Would I be right in thinking that the publicly captured Common Voice data will at some point be used to train models in Mozilla’s DeepSpeech library?
I’ve been able to get Common Voice working locally myself and just recently managed to run the basic training example in DeepSpeech running successfully (on a GPU to boot), so I was thinking I’d take a look at how to wrangle the Common Voice data into the right form to use with DeepSpeech for training.
Is there a plan to do this kind of thing within the Common Voice or the DeepSpeech repos? (or perhaps neither?)
My guess (optimisitcally!) is that this may not be too hard, but thought I’d see whether it was on the cards or even already under way?
BTW: what I’m suggesting is basically as described in here:
so it seems likes it’s a matter of getting the AWS data out of my S3 bucket, downloaded locally and then generate a CSV for the files and their corresponding transcript text
We absolutely plan to use the Common Voice data with Mozilla’s DeepSpeech engine. Our goal is to release the first version of this data by the end of the year, in a format that makes it easy to import into project like DeepSpeech.
While this is certainly in the cards, we haven’t started this process yet. Perhaps we can enlist your help once we pick up this work in earnest (probably in the November timeframe)?
That’s great, would be delighted to help if i can @mhenretty
With a slightly hacky combo of AWS CLI and adapting from the existing import and run scripts I’ve managed to put together something that did the trick. Of course something more polished and straight-through in nature would be better, but it’s a start!

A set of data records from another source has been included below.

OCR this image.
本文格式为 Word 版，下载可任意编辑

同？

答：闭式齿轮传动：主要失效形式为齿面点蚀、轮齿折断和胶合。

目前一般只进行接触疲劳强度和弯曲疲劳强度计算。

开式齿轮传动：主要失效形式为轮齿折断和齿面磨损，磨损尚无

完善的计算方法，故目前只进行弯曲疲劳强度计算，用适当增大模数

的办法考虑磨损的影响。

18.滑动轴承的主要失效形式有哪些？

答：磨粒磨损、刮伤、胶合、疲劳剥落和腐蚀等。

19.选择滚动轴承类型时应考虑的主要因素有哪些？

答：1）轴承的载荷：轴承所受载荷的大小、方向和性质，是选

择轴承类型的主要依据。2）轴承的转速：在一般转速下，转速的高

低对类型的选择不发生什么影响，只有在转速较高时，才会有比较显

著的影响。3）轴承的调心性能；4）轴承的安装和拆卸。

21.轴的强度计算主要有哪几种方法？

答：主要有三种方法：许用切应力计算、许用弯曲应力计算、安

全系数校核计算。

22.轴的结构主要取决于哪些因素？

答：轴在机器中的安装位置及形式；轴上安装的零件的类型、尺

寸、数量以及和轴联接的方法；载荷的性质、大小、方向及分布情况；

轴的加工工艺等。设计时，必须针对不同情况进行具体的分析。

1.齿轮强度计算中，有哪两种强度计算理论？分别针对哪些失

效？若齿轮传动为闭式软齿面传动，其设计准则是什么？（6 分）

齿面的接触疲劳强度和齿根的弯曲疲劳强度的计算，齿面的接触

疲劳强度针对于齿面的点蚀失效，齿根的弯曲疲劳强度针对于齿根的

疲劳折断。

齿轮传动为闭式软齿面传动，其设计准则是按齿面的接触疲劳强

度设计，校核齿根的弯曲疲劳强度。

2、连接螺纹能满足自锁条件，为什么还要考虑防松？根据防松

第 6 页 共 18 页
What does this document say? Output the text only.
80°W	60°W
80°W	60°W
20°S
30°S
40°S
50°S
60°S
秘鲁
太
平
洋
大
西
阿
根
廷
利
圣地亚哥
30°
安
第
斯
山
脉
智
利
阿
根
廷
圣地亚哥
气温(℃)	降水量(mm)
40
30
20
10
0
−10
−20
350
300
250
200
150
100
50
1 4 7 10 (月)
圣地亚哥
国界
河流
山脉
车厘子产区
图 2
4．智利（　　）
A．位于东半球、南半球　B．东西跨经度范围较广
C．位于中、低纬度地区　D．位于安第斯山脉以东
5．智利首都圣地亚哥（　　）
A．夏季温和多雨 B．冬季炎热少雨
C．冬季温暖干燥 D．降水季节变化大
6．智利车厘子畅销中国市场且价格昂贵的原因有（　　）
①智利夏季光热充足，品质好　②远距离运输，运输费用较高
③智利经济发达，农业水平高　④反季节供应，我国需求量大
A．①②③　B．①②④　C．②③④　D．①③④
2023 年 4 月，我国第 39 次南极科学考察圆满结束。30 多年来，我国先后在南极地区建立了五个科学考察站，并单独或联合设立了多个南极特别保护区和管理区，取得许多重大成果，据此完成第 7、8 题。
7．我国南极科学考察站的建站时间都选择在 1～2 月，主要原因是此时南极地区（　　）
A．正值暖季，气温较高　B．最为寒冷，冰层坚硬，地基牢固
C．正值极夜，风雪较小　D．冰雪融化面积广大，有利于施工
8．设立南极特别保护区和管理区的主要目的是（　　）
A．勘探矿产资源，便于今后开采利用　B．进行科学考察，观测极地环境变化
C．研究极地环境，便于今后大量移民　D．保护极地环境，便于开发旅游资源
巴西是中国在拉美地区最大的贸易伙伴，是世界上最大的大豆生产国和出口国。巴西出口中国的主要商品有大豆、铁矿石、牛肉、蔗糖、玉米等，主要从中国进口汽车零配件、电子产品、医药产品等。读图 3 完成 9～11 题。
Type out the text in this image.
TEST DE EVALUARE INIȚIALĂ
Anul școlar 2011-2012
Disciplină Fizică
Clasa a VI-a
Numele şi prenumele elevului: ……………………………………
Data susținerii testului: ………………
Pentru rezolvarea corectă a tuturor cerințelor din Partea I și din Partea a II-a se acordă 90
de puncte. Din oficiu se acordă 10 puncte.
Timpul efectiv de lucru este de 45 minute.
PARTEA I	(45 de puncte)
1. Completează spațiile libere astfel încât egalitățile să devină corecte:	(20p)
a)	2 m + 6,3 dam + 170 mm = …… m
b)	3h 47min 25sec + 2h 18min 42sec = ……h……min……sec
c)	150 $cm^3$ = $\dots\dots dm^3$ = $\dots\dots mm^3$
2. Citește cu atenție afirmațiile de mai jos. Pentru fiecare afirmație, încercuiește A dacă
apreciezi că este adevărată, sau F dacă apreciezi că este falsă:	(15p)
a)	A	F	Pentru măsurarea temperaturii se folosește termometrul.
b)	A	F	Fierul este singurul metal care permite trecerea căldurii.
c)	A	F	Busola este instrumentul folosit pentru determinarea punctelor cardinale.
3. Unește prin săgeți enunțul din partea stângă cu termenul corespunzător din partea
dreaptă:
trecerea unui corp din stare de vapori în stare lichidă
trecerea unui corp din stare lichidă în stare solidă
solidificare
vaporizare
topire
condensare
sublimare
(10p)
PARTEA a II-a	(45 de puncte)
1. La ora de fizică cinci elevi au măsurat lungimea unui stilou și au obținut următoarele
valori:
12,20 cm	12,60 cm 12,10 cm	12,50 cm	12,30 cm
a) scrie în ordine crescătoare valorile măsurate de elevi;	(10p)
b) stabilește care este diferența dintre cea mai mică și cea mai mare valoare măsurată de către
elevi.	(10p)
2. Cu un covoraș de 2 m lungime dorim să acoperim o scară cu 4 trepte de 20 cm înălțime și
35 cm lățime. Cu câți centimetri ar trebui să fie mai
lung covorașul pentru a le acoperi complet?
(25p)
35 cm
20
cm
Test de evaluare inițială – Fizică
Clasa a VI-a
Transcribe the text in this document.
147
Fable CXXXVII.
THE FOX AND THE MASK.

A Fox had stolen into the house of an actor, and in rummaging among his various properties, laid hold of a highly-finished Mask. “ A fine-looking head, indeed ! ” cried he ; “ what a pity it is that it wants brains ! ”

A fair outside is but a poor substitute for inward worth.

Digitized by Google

That walks your local bucket folder, going through the paired up Common Voice transcripts and mp3 files cleaning up the text of the former and converting the latter into .wav files in a data folder, then creating a .csv file for each of training, dev and test (in that same data folder)
NB: one problem with my bucket is a handful of transcript files w/o corresponding .mp3 files - I should clean them up, but for now I just delete those transcripts after I sync.
So far I’m getting fairly good results but I need to create more Common Voice records (I’ve done about 1,800 or so) and I’ve no doubt got lots to learn about how best to tweak the DeepSpeech settings
I hope that helps - it’s a start, but there’s a lot that could be improved (easily!) Big thanks to the Mozilla teams for making both Common Voice and DeepSpeech so awesome!!
This is an amazing start @nmstoker!!! You’ve really given us a leg up when we start our integration (which we will be working on in November). Thank you for this!!!
One thing I would say to people who are reading this looking for ways to train DeepSpeech is to look into using the build in mechanisms to train the model. The bin/librivox script will fetch 55GB of audio and transcription from a variety of audio books for example and train the model using that. There is also a bin/voxforge that will download about 6GB of audio data and train the model on that.